JÓZIA. Tak, to on na takim papierze pisuje. (czyta list).
KORNIŁOF. Bo pan generał mówi, że to nie może być, aby panna Józia dostawała takie miłosne listy od oficera...
JÓZIA. Żeby mnie tak szlag trafił, że to do mnie pisane. O! wszędzie „myszka, kotik, prosionok“. — On mnie tak nazywał,.. (po chwili). Ja te listy dawałam pani Matał-kowskiej, bo u mnie matka do wszystkiego noś wściubia... (do Matałkowskiej). To pani list dała?
MATAŁKOWSKA. Ja? cóż znowu! jak Bozię kocham...
KORNIŁOF. Nie trzeba się gniewać za to, panno Józiu. Teraz już pan generał wie dobrze, że panna Józia nie kłamała i nie chwaliła się, mówiąc, że ci panowie chcieli się z nią żenić.
JÓZIA. To jest ten pan oficer, bo ten pan Polak to właściwie jeszcze nic o ożenieniu nie mówił...
KORNIŁOF. Tak, tak! (idzie do Horna).

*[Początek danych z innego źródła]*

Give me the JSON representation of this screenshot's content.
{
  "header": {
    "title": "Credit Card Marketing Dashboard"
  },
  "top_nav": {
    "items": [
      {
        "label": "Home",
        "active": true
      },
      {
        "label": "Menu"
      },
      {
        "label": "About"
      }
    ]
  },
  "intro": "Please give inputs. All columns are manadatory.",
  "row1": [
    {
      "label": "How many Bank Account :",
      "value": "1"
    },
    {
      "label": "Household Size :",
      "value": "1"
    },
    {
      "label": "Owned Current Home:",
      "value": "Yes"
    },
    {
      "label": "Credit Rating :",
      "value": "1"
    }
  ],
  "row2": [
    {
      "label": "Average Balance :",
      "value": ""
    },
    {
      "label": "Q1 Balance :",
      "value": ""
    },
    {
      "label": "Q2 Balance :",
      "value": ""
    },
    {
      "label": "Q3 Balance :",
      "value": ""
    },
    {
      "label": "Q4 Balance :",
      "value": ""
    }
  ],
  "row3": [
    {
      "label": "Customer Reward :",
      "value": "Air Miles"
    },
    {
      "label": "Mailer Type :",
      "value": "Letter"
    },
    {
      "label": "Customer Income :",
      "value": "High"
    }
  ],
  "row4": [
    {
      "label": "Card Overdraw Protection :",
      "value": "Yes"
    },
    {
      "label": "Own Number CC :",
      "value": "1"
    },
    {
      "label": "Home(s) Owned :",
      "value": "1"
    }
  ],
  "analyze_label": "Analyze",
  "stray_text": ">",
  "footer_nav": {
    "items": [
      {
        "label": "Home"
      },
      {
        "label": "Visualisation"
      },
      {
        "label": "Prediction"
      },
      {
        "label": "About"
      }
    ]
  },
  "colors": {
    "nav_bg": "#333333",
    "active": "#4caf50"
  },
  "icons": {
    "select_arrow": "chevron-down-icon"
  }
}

Czy pan generał ma się jeszcze o coś zapytać?
HORN (wzrusza ramionami). Nie — i to, co powiedziały, nie ma żadnej wagi.
KORNIŁOF. Pan generał żartuje sobie ze mnie, a myśli co innego... Pan generał mnie chce wypróbować (do kobiet grzecznie). Mogą panie odejść.
MATAŁKOWSKA (lękliwie). Czy aby nie zamkną mi restauracji?
KORNIŁOF (j. w). To się zobaczy.
MATAŁKOWSKA. Panie pułkowniku, ja mam dzieci — ja...
KORNIŁOF. Proszę odejść... (do Horna cicho). Ja te kobiety kazałem za progiem aresztować.
HORN. Po CO?
KORNIŁOF. Mogą ostrzedz — wszystko przepadnie (odprowadza kobiety do drzwi). A! panna Józia bałamutka, oficerów nam bałamuci... — ej! ej! za ładne oczki, za ładne...

(Otwiera drzwi — ukazują się schody jasno oświetlone i 4 żandarmów, ustawionych rzędem).

KORNIŁOF. Wziat eti żeńszczyny!
MATAŁKOWSKA. Jezus Marja!

(Józia chce uciekać — żandarmi ją chwytają).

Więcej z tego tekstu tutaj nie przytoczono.